Institute of Virology, Medical Faculty, Heinrich Heine University Düsseldorf, D-40225 Düsseldorf, Germany.
Institute of Clinical Neuroscience and Medical Psychology, Medical Faculty, Heinrich Heine University Düsseldorf, D-40225 Düsseldorf, Germany.
Genome Res. 2018 Dec;28(12):1826-1840. doi: 10.1101/gr.235861.118. Epub 2018 Oct 24.
Most human pathogenic mutations in 5' splice sites affect the canonical GT in positions +1 and +2, leading to noncanonical dinucleotides. On the other hand, noncanonical dinucleotides are observed under physiological conditions in ∼1% of all human 5'ss. It is therefore a challenging task to understand the pathogenic mutation mechanisms underlying the conditions under which noncanonical 5'ss are used. In this work, we systematically examined noncanonical 5' splice site selection, both experimentally using splicing competition reporters and by analyzing a large RNA-seq data set of 54 fibroblast samples from 27 subjects containing a total of 2.4 billion gapped reads covering 269,375 exon junctions. From both approaches, we consistently derived a noncanonical 5'ss usage ranking GC > TT > AT > GA > GG > CT. In our competition splicing reporter assay, noncanonical splicing was strictly dependent on the presence of upstream or downstream splicing regulatory elements (SREs), and changes in SREs could be compensated by variation of U1 snRNA complementarity in the competing 5'ss. In particular, we could confirm splicing at different positions (i.e., -1, +1, +5) of a splice site for all noncanonical dinucleotides "weaker" than GC. In our comprehensive RNA-seq data set analysis, noncanonical 5'ss were preferentially detected in weakly used exon junctions of highly expressed genes. Among high-confidence splice sites, they were 10-fold overrepresented in clusters with a neighboring, more frequently used 5'ss. Conversely, these more frequently used neighbors contained only the dinucleotides GT, GC, and TT, in accordance with the above ranking.
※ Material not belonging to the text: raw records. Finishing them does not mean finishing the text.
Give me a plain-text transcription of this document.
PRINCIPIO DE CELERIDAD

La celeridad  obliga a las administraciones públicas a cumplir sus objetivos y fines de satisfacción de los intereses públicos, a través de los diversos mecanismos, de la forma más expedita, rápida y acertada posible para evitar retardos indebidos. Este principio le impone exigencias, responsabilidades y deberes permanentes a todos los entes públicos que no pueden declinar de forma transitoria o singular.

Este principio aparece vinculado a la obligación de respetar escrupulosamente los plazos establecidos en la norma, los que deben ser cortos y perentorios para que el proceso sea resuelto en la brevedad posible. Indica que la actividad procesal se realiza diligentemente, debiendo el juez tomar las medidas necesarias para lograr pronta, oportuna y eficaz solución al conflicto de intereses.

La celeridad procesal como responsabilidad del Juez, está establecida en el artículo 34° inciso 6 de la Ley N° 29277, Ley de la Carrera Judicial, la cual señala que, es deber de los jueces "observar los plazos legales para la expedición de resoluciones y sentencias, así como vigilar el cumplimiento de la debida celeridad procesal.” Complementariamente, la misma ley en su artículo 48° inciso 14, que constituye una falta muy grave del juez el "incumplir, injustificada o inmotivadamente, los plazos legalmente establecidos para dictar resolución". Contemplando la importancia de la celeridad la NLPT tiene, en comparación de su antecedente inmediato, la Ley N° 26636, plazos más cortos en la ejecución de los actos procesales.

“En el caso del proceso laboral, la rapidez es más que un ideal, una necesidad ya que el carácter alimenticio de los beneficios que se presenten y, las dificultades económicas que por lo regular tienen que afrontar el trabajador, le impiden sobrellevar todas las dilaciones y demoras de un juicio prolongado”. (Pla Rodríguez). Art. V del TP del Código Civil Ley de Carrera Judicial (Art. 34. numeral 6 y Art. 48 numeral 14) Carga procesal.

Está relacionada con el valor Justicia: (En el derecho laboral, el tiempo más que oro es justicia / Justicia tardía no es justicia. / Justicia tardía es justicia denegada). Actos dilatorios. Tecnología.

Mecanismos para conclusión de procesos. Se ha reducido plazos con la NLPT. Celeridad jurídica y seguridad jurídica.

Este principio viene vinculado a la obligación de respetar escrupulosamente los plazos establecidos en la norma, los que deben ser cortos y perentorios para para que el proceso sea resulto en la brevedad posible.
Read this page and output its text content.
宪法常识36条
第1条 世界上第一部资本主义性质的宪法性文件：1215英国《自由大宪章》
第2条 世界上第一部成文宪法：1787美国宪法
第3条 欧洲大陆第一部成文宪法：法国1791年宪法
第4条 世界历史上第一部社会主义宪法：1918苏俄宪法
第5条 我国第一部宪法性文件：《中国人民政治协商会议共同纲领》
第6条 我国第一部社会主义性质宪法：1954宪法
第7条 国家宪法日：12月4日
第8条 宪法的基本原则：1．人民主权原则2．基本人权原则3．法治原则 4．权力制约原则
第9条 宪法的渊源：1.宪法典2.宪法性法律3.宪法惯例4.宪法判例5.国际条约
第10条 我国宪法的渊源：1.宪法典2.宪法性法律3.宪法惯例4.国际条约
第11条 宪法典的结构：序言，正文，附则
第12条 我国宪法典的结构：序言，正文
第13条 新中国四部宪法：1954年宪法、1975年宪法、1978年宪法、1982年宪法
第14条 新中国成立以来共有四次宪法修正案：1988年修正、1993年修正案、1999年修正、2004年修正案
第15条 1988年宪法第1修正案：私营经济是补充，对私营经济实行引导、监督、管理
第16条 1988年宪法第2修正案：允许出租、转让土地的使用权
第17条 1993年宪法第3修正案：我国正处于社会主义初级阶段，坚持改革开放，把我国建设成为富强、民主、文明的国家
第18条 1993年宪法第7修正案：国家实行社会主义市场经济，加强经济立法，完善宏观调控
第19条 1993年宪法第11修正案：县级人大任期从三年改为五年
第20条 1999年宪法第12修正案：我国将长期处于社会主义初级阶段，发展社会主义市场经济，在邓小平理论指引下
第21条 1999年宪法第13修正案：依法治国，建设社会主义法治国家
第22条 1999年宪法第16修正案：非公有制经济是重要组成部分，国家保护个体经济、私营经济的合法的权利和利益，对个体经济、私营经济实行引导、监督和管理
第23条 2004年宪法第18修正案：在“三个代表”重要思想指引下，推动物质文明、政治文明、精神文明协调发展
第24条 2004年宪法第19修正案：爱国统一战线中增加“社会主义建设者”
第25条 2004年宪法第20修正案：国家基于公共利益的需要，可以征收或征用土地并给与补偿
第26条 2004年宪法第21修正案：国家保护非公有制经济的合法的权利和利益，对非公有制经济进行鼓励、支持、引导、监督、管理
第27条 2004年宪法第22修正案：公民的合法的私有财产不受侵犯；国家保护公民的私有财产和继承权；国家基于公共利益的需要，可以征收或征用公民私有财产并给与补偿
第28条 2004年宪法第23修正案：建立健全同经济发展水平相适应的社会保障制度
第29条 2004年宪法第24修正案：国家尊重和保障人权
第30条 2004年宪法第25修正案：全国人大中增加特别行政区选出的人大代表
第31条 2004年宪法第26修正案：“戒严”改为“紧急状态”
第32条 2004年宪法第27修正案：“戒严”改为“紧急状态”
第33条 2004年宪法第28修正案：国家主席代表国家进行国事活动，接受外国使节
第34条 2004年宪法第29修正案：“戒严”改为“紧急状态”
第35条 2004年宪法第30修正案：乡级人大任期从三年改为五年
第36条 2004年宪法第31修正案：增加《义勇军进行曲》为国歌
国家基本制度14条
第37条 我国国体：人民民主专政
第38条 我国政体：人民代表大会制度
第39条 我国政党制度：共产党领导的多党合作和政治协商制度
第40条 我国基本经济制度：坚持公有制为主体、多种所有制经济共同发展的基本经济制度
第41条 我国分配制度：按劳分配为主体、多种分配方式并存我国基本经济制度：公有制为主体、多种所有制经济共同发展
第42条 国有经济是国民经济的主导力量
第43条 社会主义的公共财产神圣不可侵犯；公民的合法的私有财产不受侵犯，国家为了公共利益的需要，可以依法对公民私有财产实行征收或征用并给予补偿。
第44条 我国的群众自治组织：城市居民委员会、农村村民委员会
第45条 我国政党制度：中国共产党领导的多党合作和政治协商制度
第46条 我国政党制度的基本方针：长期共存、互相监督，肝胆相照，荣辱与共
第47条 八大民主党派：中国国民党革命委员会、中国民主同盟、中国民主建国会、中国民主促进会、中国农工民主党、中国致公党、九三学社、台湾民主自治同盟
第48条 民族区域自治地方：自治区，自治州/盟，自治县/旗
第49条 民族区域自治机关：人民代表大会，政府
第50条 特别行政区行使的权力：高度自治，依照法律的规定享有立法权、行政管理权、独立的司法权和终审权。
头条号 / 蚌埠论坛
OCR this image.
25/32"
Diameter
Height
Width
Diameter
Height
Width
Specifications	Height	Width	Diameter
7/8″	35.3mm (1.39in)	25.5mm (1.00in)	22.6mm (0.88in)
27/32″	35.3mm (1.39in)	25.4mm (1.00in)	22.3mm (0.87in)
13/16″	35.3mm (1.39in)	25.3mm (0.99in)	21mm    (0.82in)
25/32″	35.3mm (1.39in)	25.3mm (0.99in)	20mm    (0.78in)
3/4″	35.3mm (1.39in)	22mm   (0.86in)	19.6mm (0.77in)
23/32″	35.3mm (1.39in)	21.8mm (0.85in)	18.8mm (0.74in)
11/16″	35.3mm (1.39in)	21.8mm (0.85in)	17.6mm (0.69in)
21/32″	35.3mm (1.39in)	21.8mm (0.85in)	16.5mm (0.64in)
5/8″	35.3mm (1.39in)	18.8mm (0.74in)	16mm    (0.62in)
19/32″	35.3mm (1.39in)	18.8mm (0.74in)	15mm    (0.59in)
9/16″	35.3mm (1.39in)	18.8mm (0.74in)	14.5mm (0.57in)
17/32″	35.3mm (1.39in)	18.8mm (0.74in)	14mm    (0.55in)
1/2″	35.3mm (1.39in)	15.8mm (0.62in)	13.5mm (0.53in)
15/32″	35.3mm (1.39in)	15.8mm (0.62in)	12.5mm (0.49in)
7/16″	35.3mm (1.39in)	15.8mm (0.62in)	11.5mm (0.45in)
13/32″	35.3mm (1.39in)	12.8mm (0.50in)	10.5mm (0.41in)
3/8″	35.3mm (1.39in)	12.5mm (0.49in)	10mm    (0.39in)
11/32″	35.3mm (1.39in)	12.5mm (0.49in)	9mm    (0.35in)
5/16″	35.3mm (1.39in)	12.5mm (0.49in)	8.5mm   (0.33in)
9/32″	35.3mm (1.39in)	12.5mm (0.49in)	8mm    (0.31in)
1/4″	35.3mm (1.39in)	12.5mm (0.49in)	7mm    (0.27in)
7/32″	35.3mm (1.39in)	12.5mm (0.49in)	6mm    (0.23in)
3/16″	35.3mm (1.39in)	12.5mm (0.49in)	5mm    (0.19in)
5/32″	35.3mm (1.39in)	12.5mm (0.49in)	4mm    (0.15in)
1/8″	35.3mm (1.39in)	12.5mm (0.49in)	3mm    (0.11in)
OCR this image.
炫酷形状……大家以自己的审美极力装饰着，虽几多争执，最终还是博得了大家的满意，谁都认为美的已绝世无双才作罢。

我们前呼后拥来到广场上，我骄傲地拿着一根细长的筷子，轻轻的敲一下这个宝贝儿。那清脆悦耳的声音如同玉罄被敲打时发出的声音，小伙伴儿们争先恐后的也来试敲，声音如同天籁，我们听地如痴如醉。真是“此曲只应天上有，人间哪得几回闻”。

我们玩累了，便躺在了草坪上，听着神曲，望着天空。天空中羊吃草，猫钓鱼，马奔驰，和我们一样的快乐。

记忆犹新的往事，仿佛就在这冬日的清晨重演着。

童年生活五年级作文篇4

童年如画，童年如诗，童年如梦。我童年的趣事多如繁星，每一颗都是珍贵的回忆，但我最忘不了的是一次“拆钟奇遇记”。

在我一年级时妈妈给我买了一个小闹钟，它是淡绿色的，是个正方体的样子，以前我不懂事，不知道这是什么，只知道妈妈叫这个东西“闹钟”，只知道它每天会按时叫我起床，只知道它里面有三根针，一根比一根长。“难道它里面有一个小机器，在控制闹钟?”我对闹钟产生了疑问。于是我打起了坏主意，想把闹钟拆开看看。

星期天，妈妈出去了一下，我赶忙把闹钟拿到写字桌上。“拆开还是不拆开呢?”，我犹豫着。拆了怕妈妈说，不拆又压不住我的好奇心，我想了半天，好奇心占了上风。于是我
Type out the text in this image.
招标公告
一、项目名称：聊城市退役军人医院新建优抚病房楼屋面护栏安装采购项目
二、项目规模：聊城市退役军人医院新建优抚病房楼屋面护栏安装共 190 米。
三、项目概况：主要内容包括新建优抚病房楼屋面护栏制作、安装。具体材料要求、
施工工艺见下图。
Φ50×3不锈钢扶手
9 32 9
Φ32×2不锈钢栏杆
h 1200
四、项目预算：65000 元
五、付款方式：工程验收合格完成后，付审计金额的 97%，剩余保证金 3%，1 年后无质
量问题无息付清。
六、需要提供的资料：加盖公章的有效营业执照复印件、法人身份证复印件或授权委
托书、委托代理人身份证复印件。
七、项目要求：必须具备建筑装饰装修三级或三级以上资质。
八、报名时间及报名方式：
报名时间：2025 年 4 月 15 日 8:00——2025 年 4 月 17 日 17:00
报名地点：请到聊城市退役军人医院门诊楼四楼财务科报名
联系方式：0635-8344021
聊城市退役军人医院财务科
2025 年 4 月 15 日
大多数人类致病突变发生在 5' 剪接位点的+1 和+2 位置的典型 GT 上,导致非典型二核苷酸。另一方面,在生理条件下,大约 1%的人类 5'ss 中观察到非典型二核苷酸。因此,理解在使用非典型 5'ss 的条件下致病突变的机制是一项具有挑战性的任务。在这项工作中,我们通过使用剪接竞争报告基因进行实验,以及通过分析来自 27 个个体的 54 个成纤维细胞样本的大型 RNA-seq 数据集(共包含 269,375 个外显子接头的 24 亿个缺口读取),系统地研究了非典型 5' 剪接位点的选择。从这两种方法中,我们一致得出了非典型 5'ss 使用的排名 GC>TT>AT>GA>GG>CT。在我们的竞争剪接报告基因试验中,非典型剪接严格依赖于上游或下游剪接调节元件(SRE)的存在,并且 SRE 的变化可以通过竞争 5'ss 中 U1 snRNA 互补性的变化来补偿。特别是,我们可以确认在所有非典型二核苷酸“弱于”GC 的剪接位点的不同位置(即-1、+1、+5)进行剪接。在我们全面的 RNA-seq 数据集分析中,非典型 5'ss 优先在高度表达基因中使用较弱的外显子接头中检测到。在高可信度剪接位点中,它们在邻近、使用更频繁的 5'ss 的簇中存在 10 倍的过表达。相反,这些使用更频繁的邻居仅包含二核苷酸 GT、GC 和 TT,与上述排名一致。